Menarik napas lega, Ratu berjalan ke arah kamarnya. Namun sebelum itu, dia menghentikan langkahnya kala mendengarkan pembicaraan orang dewasa di ruang kamarnya Om Langit.
"Ratu sudah besar, mungkin sudah saatnya kalau kita kasih tahu kebenarannya."
"Gue rasa gak perlu, Ratu enggak akan inget juga."

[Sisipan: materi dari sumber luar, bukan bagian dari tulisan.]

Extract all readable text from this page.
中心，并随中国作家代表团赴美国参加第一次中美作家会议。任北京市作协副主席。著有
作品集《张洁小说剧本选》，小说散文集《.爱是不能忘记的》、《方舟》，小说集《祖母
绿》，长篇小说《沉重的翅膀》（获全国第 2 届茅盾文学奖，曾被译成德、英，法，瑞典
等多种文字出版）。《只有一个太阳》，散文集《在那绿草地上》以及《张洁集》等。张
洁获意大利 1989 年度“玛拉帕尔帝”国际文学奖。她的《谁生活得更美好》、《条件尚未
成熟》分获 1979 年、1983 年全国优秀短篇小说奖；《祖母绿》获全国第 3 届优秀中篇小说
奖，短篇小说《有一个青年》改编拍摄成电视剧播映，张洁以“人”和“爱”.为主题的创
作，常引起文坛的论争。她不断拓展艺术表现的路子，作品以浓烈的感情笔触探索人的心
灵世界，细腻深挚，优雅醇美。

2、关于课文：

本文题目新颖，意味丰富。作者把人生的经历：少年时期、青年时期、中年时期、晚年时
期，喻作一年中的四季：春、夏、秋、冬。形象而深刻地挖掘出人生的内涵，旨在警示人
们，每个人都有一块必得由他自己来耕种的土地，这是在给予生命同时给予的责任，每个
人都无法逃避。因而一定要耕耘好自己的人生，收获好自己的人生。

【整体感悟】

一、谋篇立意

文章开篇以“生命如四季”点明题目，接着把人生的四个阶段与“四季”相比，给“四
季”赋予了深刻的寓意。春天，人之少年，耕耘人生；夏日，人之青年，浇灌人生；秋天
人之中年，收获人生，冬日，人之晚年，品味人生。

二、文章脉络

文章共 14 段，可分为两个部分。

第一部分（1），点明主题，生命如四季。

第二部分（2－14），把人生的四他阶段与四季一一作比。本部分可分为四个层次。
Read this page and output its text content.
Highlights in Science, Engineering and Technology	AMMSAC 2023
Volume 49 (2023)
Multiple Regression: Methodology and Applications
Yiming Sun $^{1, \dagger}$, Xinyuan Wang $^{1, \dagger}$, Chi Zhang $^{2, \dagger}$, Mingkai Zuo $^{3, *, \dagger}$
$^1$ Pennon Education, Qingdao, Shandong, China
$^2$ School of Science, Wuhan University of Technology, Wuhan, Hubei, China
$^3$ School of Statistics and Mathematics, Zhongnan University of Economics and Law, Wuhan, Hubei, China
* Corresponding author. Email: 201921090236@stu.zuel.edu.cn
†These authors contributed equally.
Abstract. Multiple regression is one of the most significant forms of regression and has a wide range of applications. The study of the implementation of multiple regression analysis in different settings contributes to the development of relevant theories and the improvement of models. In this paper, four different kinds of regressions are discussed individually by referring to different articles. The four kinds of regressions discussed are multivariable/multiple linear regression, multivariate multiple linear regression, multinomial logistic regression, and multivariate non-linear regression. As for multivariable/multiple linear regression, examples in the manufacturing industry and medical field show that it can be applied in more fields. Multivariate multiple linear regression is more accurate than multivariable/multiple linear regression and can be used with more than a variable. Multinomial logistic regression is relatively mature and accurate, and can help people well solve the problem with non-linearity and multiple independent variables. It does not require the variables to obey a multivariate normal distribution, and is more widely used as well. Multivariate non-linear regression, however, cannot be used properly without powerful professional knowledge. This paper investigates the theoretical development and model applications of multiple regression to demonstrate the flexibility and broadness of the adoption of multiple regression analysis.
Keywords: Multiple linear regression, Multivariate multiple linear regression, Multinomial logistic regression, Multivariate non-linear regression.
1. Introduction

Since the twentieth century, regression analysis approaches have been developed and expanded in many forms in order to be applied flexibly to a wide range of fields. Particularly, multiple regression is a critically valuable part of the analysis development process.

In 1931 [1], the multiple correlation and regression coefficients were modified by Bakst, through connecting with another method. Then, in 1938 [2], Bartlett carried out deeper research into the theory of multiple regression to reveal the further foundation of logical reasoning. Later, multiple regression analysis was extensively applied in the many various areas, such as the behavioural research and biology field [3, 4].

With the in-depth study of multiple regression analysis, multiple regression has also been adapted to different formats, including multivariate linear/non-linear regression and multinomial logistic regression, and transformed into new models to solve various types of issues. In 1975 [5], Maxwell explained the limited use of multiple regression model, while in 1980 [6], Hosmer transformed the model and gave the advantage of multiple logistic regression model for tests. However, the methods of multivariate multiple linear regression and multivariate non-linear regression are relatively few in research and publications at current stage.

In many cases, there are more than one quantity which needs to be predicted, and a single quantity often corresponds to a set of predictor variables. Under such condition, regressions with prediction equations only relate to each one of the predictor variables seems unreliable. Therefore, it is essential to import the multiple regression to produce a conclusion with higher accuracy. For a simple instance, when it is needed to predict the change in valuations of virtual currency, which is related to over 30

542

"Dia bakal sakit hati, kalau mendengar ini dari orang lain, Gar. Lebih baik kita bilang aja ke dia, tentang siapa dia sebenarnya. Lalu lo segera cari pendamping, emang lo masih belum move on dari istri gue?"
"Sialan! Gue udah move on. Cuma gue masih bingung aja. Di usia gue yang udah tua kaya gini, emang bakal ada cewek yang mau?"
"Pasti ada."
"Jadi kapan lo bakal ngasih tau kalau Ratu itu bukan anak lo?"
Apa!
Ratu berjalan semakin mendekat ke arah pintu.
"Kayanya besok aja. Gue bakal bilang, kalau Ratu bukan anak gue. Ini udah lama banget, tapi gue rasa Ratu perlu tahu. Kalau dia anak panti yang gue adopsi! Mudah - mudahan dia enggak marah sama gue."
Ratu mematung dan mengepal eratkan kedua tangannya.
Tidak apa-apa Papah. Ratu udah bahagia, punya seorang Ayah seperti Papah.
Terima kasih Papah.
Ratu segera pergi dengan mengusap airmatanya.